With the help of the apparent radius of curvature Rs you can calculate the distance of the horizon or how much has already disappeared behind the horizon at a given distance as easily as without taking the refraction into account. In the adjacent sketch the invisible part of the wind turbine is drawn in blue again.

Distance of the horizon from the sea (according to Pythagoras; a: height of the eye above sea level):

(Rs + a)2 = Rs2 + h2
therefrom
h = √2aRs + a² ≈ √2aRs, (11)

the last approximation is allowed as long as a << Rs. For w you get a similar expression, and so the distance s will be

s = h + w = √2Rs(√a + √b) (12)

This can be used to calculate the height b of the part of the windmill that has disappeared behind the horizon.

b = s2/(2Rs) + a − 2sa/2Rs (13)

However, it should be pointed out here that refraction cannot be easily considered in special weather situations.

### Wondrous perspective

It's hard to tell whether the claims that have been appearing recently on YouTube or in discussion forums that the earth is not spherical, but flat, are believed by their authors themselves, or whether there are “trolls” who make fun of putting nonsense on the net.

In the year 1865 Samuel Birley Rowbotham published under the pseudonym Parallax a script with the title “Zetetic Astronomy. Earth Not a Globe”. A second, expanded edition appeared in 1872, and a third, largely expanded edition in 1881 with illustrations by George Davey. The following quotations and illustrations are taken from the digitized original.

First a few lines from Rowbotham on perspective. It is a wondrous law of perspective invented by Rowbotham that has strange consequences. What is essential here is that the ground, and in particular the surface of the oceans, is not curved, but is assumed to be completely flat.

Fig. 78

Send a young girl, with short garments, from C on towards D; on advancing a hundred yards or more (according to the depth of the limbs exposed) the bottom of the frock or longest garment will seem to touch the ground; and on arriving at H, the vanishing point of the lines C, D, and E, H, the limbs will have disappeared, and the upper part of the body would continue visible, but gradually shortening until the line A, B, came in contact with E, H, at the angle of one minute.

[…]

That part of any receding body which is nearest to the surface upon which it moves, contracts, and becomes in-visible before the parts which are further away from such surface […] The hull of a ship is nearer to the water--the surface on which it moves--than the mast head. Ergo, the hull of an outward bound ship must be the first to disappear.

Fig. 83

And now something from one of today's Flat Earth defenders, Eric Dubay, one of his “200 Proofs Earth is Not a Spinning Ball”

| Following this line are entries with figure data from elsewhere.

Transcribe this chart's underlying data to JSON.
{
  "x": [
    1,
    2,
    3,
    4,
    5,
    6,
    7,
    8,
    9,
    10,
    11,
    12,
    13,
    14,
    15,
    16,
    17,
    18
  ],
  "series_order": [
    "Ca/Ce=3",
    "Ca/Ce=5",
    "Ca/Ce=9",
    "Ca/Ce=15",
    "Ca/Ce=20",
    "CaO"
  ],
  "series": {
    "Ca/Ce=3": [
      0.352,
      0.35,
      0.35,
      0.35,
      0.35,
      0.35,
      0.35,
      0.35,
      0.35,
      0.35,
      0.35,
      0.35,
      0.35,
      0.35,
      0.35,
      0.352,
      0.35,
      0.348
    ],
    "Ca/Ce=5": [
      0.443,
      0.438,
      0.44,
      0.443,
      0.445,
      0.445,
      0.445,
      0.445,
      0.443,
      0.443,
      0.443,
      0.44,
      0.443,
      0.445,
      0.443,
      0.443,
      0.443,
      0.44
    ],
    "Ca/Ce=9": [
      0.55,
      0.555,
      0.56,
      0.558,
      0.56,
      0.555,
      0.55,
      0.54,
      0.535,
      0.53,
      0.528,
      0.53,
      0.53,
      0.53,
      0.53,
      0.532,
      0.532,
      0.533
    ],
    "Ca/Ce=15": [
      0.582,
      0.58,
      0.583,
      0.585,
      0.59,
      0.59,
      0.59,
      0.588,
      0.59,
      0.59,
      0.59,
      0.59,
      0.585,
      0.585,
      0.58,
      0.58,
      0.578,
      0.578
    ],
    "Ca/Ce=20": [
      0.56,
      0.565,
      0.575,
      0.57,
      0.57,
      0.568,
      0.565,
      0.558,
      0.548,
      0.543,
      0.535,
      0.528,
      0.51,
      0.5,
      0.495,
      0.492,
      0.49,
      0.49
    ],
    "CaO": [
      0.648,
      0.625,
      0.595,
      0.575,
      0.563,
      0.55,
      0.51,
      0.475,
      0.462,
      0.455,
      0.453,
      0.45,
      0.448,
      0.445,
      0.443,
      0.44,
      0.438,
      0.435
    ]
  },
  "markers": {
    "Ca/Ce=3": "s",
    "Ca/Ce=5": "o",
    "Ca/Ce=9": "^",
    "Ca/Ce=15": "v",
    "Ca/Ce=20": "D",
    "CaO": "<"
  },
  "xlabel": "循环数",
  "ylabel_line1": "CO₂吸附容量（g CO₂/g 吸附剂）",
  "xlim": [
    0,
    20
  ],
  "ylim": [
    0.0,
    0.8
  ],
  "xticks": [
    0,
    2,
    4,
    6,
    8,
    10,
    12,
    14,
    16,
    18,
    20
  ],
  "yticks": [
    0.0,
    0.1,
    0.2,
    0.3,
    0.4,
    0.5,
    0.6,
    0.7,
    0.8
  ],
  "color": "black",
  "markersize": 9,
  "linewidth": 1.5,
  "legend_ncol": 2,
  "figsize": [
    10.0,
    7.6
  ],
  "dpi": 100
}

139) Not only is the disappearance of ship's hulls explained by the Law of Perspective on flat surfaces, it is proven undeniably true with the aid of a good telescope. If you watch a ship sailing away into the horizon with the naked eye until its hull has completely disappeared from view under the supposed “curvature of the Earth,” then look through a telescope, you will notice the entire ship quickly zooms back into view, hull and all, proving that the disappearance was caused by the Law of Perspective, not by a wall of curved water! […]

Eric Dubay describes this alleged fact even more clearly in his children's book “The Earth Plane”, where the sun, which has already sunk halfway behind the horizon, is zoomed up again with a video camera, so that it can be seen in its entirety and when zooming further it rises higher and higher back into the sky.

This “irrefutable proof“ should be seen with one's own eyes by anyone who doubts the spherical shape of the earth. That Rowbotham's “law of perspective“ is wrong is easy to show. Straight rays of light and a straight underground presupposed, the proportions do not change as Rowbotham claims. The girl can go so far away – if the ground has no curvature, her legs never seem to disappear into the ground.